Virginian Joel Sweeney became the first banjo “star” in the 1850s when his minstrel show and its “Ethiopian characters” toured Northern cities and the British Isles. Minstrel shows also entertained the Southern troops of J.E.B. Stuart, Robert E. Lee and George Pickett during the Civil War. Ironically, the racist shuck-and-jive jigs of this minstrel tradition eventually embedded the African instrument firmly in the soul of Virginia and a nation.

As war turned to uneasy peace and hard economic times, mountain folk of Southwest Virginia sought refuge in the banjo. Stark period pictures tell this aspect of the banjo’s tale. A drawing of the Joe Hoy Serenade playing for a Campbell County front-porch dance in 1878 catches the eye. Gaunt and grim, the banjo-led Sam Russell Band of Smyth County performs for an unseen Depression-era house audience. Walter Edwards proudly stands with his five-string, his hat cocked and worn suit buttoned, taking a break from a hard life in 1912 Franklin County.

Not all who played banjo were mountain folk. The banjo found its way to college campuses at the turn of the century. Well-dressed young men at the University of Virginia and Randolph-Macon College women became infatuated with the banjo and formed clubs to pursue their interest. Pictures of the era capture them, their faces serious, banjos cradled on laps.

Banjo clubs faded in popularity in the ’20s but the new recording industry welcomed emerging “hillbilly” bands. Virginian Dock Boggs was at the forefront. A photo portrays a wide-eyed Boggs; his 1928 Gibson banjo hangs on a gallery wall nearby. Other banjos — from the no-frills crude “tack-head” style to modern instruments, artful in design and shining with inlay — hang throughout the show to accompany other photos and stories, and to help bring past lives and times into the present.

Near the end of the exhibit, the displays move to an era where mass communication developed further, bringing broader popular recognition to the banjo and the Virginians that played it. The Stanley Brothers burst onto the scene with their bluegrass sound in the ’40s. Another photo features doleful Ernest Stoneman and His Dixie Mountaineers sitting solemnly before radio microphones in 1926. Others document WRVA broadcasts of the Old Virginia Barn Dance from its Richmond studios to growing audiences. By the 1970s, instrument builders such as Carroll County’s Kyle Creed begin to think of their creations as works of art.

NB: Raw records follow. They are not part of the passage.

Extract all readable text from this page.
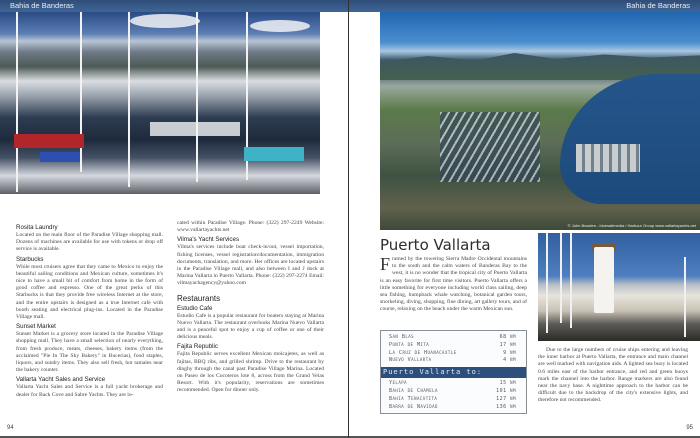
Bahia de Banderas	Bahia de Banderas
Rosita Laundry

Located on the main floor of the Paradise Village shopping mall. Dozens of machines are available for use with tokens or drop off service is available.

Starbucks

While most cruisers agree that they came to Mexico to enjoy the beautiful sailing conditions and Mexican culture, sometimes it's nice to have a small bit of comfort from home in the form of good coffee and espresso. One of the great perks of this Starbucks is that they provide free wireless Internet at the store, and the entire upstairs is designed as a true Internet cafe with booth seating and electrical plug-ins. Located in the Paradise Village mall.

Sunset Market

Sunset Market is a grocery store located in the Paradise Village shopping mall. They have a small selection of nearly everything, from fresh produce, meats, cheeses, bakery items (from the acclaimed "Pie In The Sky Bakery" in Bucerias), food staples, liquors, and sundry items. They also sell fresh, hot tamales near the bakery counter.

Vallarta Yacht Sales and Service

Vallarta Yacht Sales and Service is a full yacht brokerage and dealer for Back Cove and Sabre Yachts. They are lo-

cated within Paradise Village. Phone: (322) 297-2249 Website: www.vallartayachts.net

Vilma's Yacht Services

Vilma's services include boat check-in/out, vessel importation, fishing licenses, vessel registration/documentation, immigration documents, translation, and more. Her offices are located upstairs in the Paradise Village mall, and also between I and J dock at Marina Vallarta in Puerto Vallarta. Phone: (322) 297-2274 Email: vilmayachagency@yahoo.com

Restaurants
Estudio Cafe

Estudio Cafe is a popular restaurant for boaters staying at Marina Nuevo Vallarta. The restaurant overlooks Marina Nuevo Vallarta and is a peaceful spot to enjoy a cup of coffee or one of their delicious meals.

Fajita Republic

Fajita Republic serves excellent Mexican molcajetes, as well as fajitas, BBQ ribs, and grilled shrimp. Drive to the restaurant by dinghy through the canal past Paradise Village Marina. Located on Paseo de los Cocoteros lote 8, across from the Grand Velas Resort. With it's popularity, reservations are sometimes recommended. Open for dinner only.

94
© John Bowden - bluesaltmedia / Harbour Group www.vallartayachts.net
Puerto Vallarta
F ramed by the towering Sierra Madre Occidental mountains to the south and the calm waters of Banderas Bay to the west, it is no wonder that the tropical city of Puerto Vallarta is an easy favorite for first time visitors. Puerto Vallarta offers a little something for everyone including world class sailing, deep sea fishing, humpback whale watching, botanical garden tours, snorkeling, diving, shopping, fine dining, art gallery tours, and of course, relaxing on the beach under the warm Mexican sun.
San Blas	68 nm
Punta de Mita	17 nm
La Cruz de Huanacaxtle	9 nm
Nuevo Vallarta	4 nm
Puerto Vallarta to:
Yelapa	15 nm
Bahia de Chamela	101 nm
Bahia Tenacatita	127 nm
Barra de Navidad	136 nm
Due to the large numbers of cruise ships entering and leaving the inner harbor at Puerto Vallarta, the entrance and main channel are well marked with navigation aids. A lighted sea buoy is located 0.6 miles east of the harbor entrance, and red and green buoys mark the channel into the harbor. Range markers are also found near the navy base. A nighttime approach to the harbor can be difficult due to the backdrop of the city's extensive lights, and therefore not recommended.
95
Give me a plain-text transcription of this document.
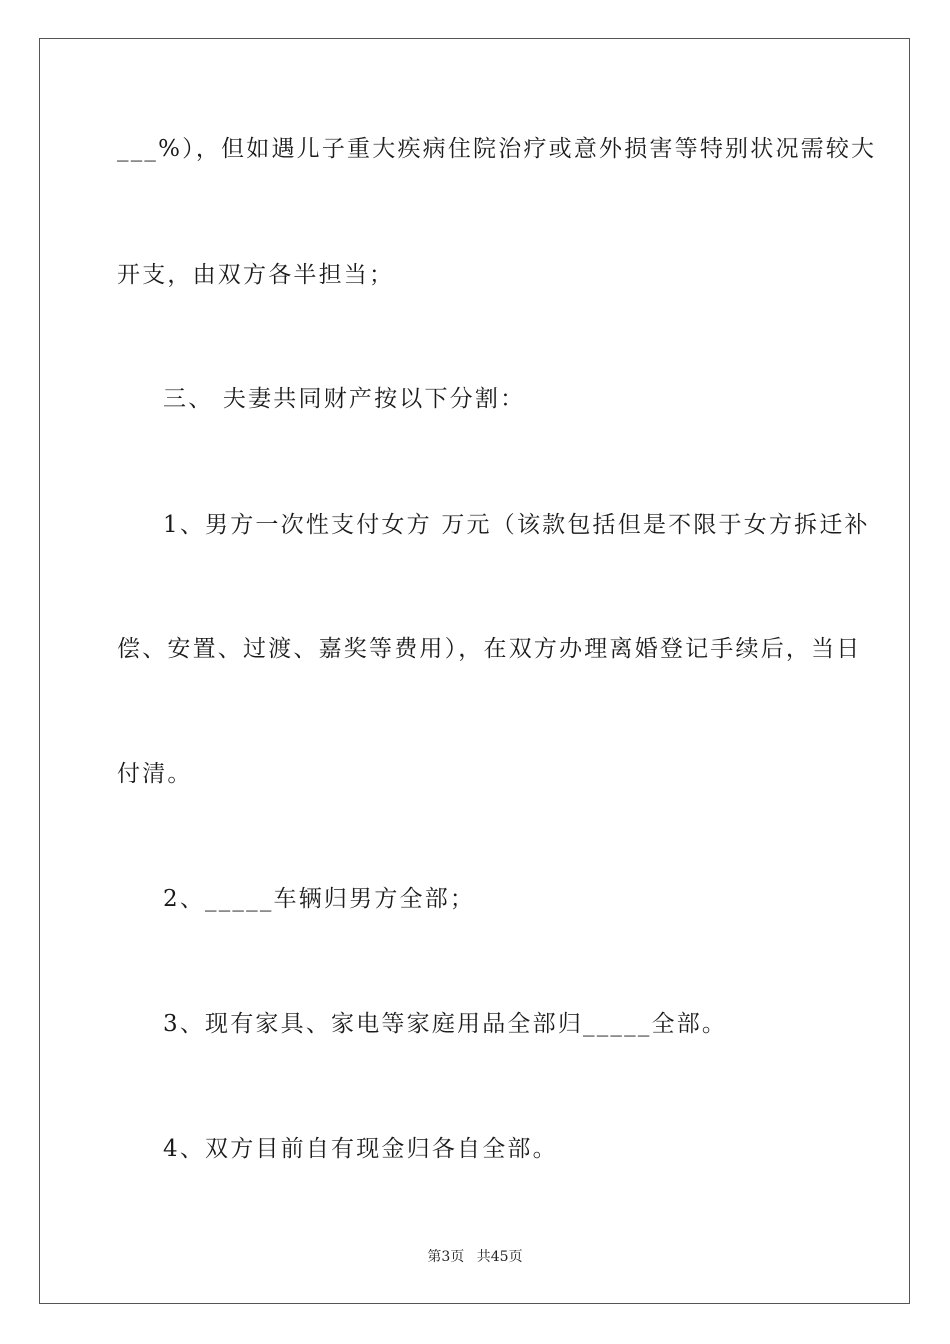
___%），但如遇儿子重大疾病住院治疗或意外损害等特别状况需较大
开支，由双方各半担当；
三、 夫妻共同财产按以下分割：
1、男方一次性支付女方 万元（该款包括但是不限于女方拆迁补
偿、安置、过渡、嘉奖等费用），在双方办理离婚登记手续后，当日
付清。
2、_____车辆归男方全部；
3、现有家具、家电等家庭用品全部归_____全部。
4、双方目前自有现金归各自全部。
第3页 共45页
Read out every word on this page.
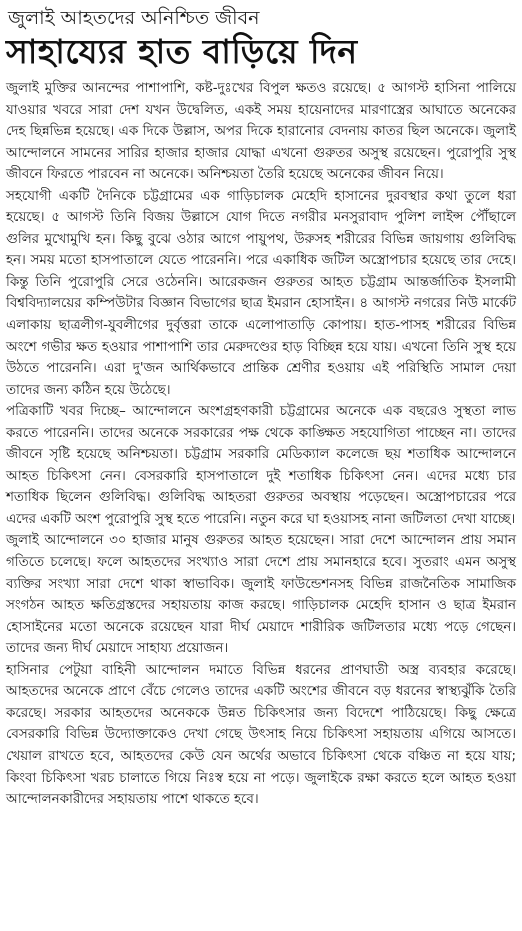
জুলাই আহতদের অনিশ্চিত জীবন
সাহায্যের হাত বাড়িয়ে দিন

জুলাই মুক্তির আনন্দের পাশাপাশি, কষ্ট-দুঃখের বিপুল ক্ষতও রয়েছে। ৫ আগস্ট হাসিনা পালিয়ে যাওয়ার খবরে সারা দেশ যখন উদ্বেলিত, একই সময় হায়েনাদের মারণাস্ত্রের আঘাতে অনেকের দেহ ছিন্নভিন্ন হয়েছে। এক দিকে উল্লাস, অপর দিকে হারানোর বেদনায় কাতর ছিল অনেকে। জুলাই আন্দোলনে সামনের সারির হাজার হাজার যোদ্ধা এখনো গুরুতর অসুস্থ রয়েছেন। পুরোপুরি সুস্থ জীবনে ফিরতে পারবেন না অনেকে। অনিশ্চয়তা তৈরি হয়েছে অনেকের জীবন নিয়ে।

সহযোগী একটি দৈনিকে চট্টগ্রামের এক গাড়িচালক মেহেদি হাসানের দুরবস্থার কথা তুলে ধরা হয়েছে। ৫ আগস্ট তিনি বিজয় উল্লাসে যোগ দিতে নগরীর মনসুরাবাদ পুলিশ লাইন্স পৌঁছালে গুলির মুখোমুখি হন। কিছু বুঝে ওঠার আগে পায়ুপথ, উরুসহ শরীরের বিভিন্ন জায়গায় গুলিবিদ্ধ হন। সময় মতো হাসপাতালে যেতে পারেননি। পরে একাধিক জটিল অস্ত্রোপচার হয়েছে তার দেহে। কিন্তু তিনি পুরোপুরি সেরে ওঠেননি। আরেকজন গুরুতর আহত চট্টগ্রাম আন্তর্জাতিক ইসলামী বিশ্ববিদ্যালয়ের কম্পিউটার বিজ্ঞান বিভাগের ছাত্র ইমরান হোসাইন। ৪ আগস্ট নগরের নিউ মার্কেট এলাকায় ছাত্রলীগ-যুবলীগের দুর্বৃত্তরা তাকে এলোপাতাড়ি কোপায়। হাত-পাসহ শরীরের বিভিন্ন অংশে গভীর ক্ষত হওয়ার পাশাপাশি তার মেরুদণ্ডের হাড় বিচ্ছিন্ন হয়ে যায়। এখনো তিনি সুস্থ হয়ে উঠতে পারেননি। এরা দু'জন আর্থিকভাবে প্রান্তিক শ্রেণীর হওয়ায় এই পরিস্থিতি সামাল দেয়া তাদের জন্য কঠিন হয়ে উঠেছে।

পত্রিকাটি খবর দিচ্ছে– আন্দোলনে অংশগ্রহণকারী চট্টগ্রামের অনেকে এক বছরেও সুস্থতা লাভ করতে পারেননি। তাদের অনেকে সরকারের পক্ষ থেকে কাঙ্ক্ষিত সহযোগিতা পাচ্ছেন না। তাদের জীবনে সৃষ্টি হয়েছে অনিশ্চয়তা। চট্টগ্রাম সরকারি মেডিক্যাল কলেজে ছয় শতাধিক আন্দোলনে আহত চিকিৎসা নেন। বেসরকারি হাসপাতালে দুই শতাধিক চিকিৎসা নেন। এদের মধ্যে চার শতাধিক ছিলেন গুলিবিদ্ধ। গুলিবিদ্ধ আহতরা গুরুতর অবস্থায় পড়েছেন। অস্ত্রোপচারের পরে এদের একটি অংশ পুরোপুরি সুস্থ হতে পারেনি। নতুন করে ঘা হওয়াসহ নানা জটিলতা দেখা যাচ্ছে।

জুলাই আন্দোলনে ৩০ হাজার মানুষ গুরুতর আহত হয়েছেন। সারা দেশে আন্দোলন প্রায় সমান গতিতে চলেছে। ফলে আহতদের সংখ্যাও সারা দেশে প্রায় সমানহারে হবে। সুতরাং এমন অসুস্থ ব্যক্তির সংখ্যা সারা দেশে থাকা স্বাভাবিক। জুলাই ফাউন্ডেশনসহ বিভিন্ন রাজনৈতিক সামাজিক সংগঠন আহত ক্ষতিগ্রস্তদের সহায়তায় কাজ করছে। গাড়িচালক মেহেদি হাসান ও ছাত্র ইমরান হোসাইনের মতো অনেকে রয়েছেন যারা দীর্ঘ মেয়াদে শারীরিক জটিলতার মধ্যে পড়ে গেছেন। তাদের জন্য দীর্ঘ মেয়াদে সাহায্য প্রয়োজন।

হাসিনার পেটুয়া বাহিনী আন্দোলন দমাতে বিভিন্ন ধরনের প্রাণঘাতী অস্ত্র ব্যবহার করেছে। আহতদের অনেকে প্রাণে বেঁচে গেলেও তাদের একটি অংশের জীবনে বড় ধরনের স্বাস্থ্যঝুঁকি তৈরি করেছে। সরকার আহতদের অনেককে উন্নত চিকিৎসার জন্য বিদেশে পাঠিয়েছে। কিছু ক্ষেত্রে বেসরকারি বিভিন্ন উদ্যোক্তাকেও দেখা গেছে উৎসাহ নিয়ে চিকিৎসা সহায়তায় এগিয়ে আসতে। খেয়াল রাখতে হবে, আহতদের কেউ যেন অর্থের অভাবে চিকিৎসা থেকে বঞ্চিত না হয়ে যায়; কিংবা চিকিৎসা খরচ চালাতে গিয়ে নিঃস্ব হয়ে না পড়ে। জুলাইকে রক্ষা করতে হলে আহত হওয়া আন্দোলনকারীদের সহায়তায় পাশে থাকতে হবে।
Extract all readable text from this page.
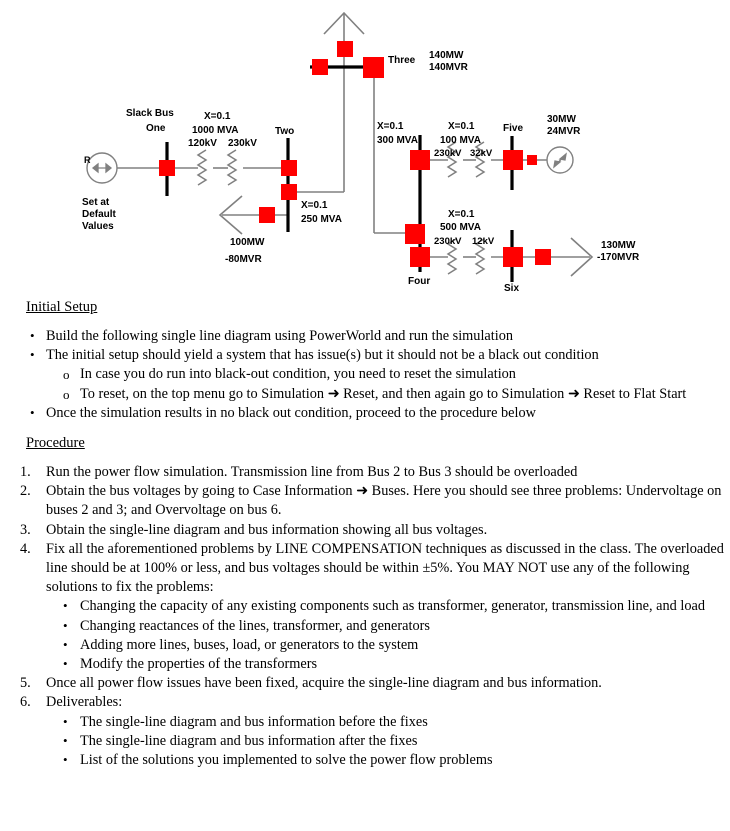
Slack Bus
One
Set at
Default
Values
X=0.1
1000 MVA
120kV 230kV
Two
100MW
-80MVR
X=0.1
250 MVA
Three 140MW
140MVR
X=0.1
300 MVA
X=0.1
100 MVA
230kV 32kV
Five
30MW
24MVR
X=0.1
500 MVA
230kV 12kV
Four
Six
130MW
-170MVR
R
Initial Setup
• Build the following single line diagram using PowerWorld and run the simulation
• The initial setup should yield a system that has issue(s) but it should not be a black out condition
o In case you do run into black-out condition, you need to reset the simulation
o To reset, on the top menu go to Simulation ➜ Reset, and then again go to Simulation ➜ Reset to Flat Start
• Once the simulation results in no black out condition, proceed to the procedure below
Procedure
1.	Run the power flow simulation. Transmission line from Bus 2 to Bus 3 should be overloaded
2.	Obtain the bus voltages by going to Case Information ➜ Buses. Here you should see three problems: Undervoltage on buses 2 and 3; and Overvoltage on bus 6.
3.	Obtain the single-line diagram and bus information showing all bus voltages.
4.	Fix all the aforementioned problems by LINE COMPENSATION techniques as discussed in the class. The overloaded line should be at 100% or less, and bus voltages should be within ±5%. You MAY NOT use any of the following solutions to fix the problems:
• Changing the capacity of any existing components such as transformer, generator, transmission line, and load
• Changing reactances of the lines, transformer, and generators
• Adding more lines, buses, load, or generators to the system
• Modify the properties of the transformers
5.	Once all power flow issues have been fixed, acquire the single-line diagram and bus information.
6.	Deliverables:
• The single-line diagram and bus information before the fixes
• The single-line diagram and bus information after the fixes
• List of the solutions you implemented to solve the power flow problems
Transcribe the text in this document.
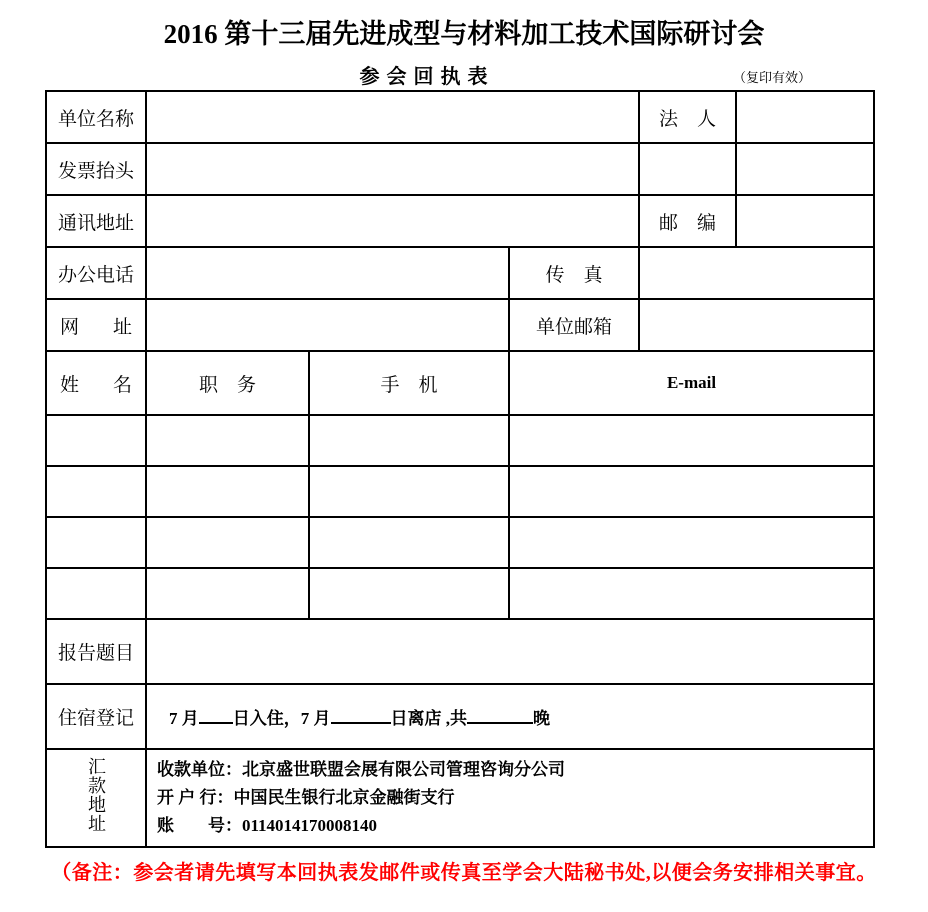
2016 第十三届先进成型与材料加工技术国际研讨会
参 会 回 执 表	（复印有效）
单位名称				法　人	
发票抬头					
通讯地址				邮　编	
办公电话			传　真		
网 址			单位邮箱		
姓 名	职　务	手　机	E-mail		

报告题目					
住宿登记	7 月 日入住，7 月 日离店 ,共 晚				
汇款地址	收款单位：北京盛世联盟会展有限公司管理咨询分公司
开 户 行：中国民生银行北京金融街支行
账　　号：0114014170008140				
（备注：参会者请先填写本回执表发邮件或传真至学会大陆秘书处,以便会务安排相关事宜。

Whether you are a fan of the instrument or not, a visit to “The Banjo in Virginia” is time well-spent. It offers viewers plenty of eye-opening information and a chance to learn much about a piece of homegrown heritage too often ignored.

“The Banjo in Virginia” is open to the public at the Virginia Historical Society, 428 N. Boulevard, Monday through Saturday, 10 a.m. to 5 p.m. and Sunday from 1 p.m. to 5 p.m. Members are admitted free. Entry for nonmember adults is $4, students and children $2 and seniors $3. On Tuesday seniors pay $1, and entry is free to all on Mondays. There will be a lecture at noon, Jan. 24. The exhibition runs through Mar. 3.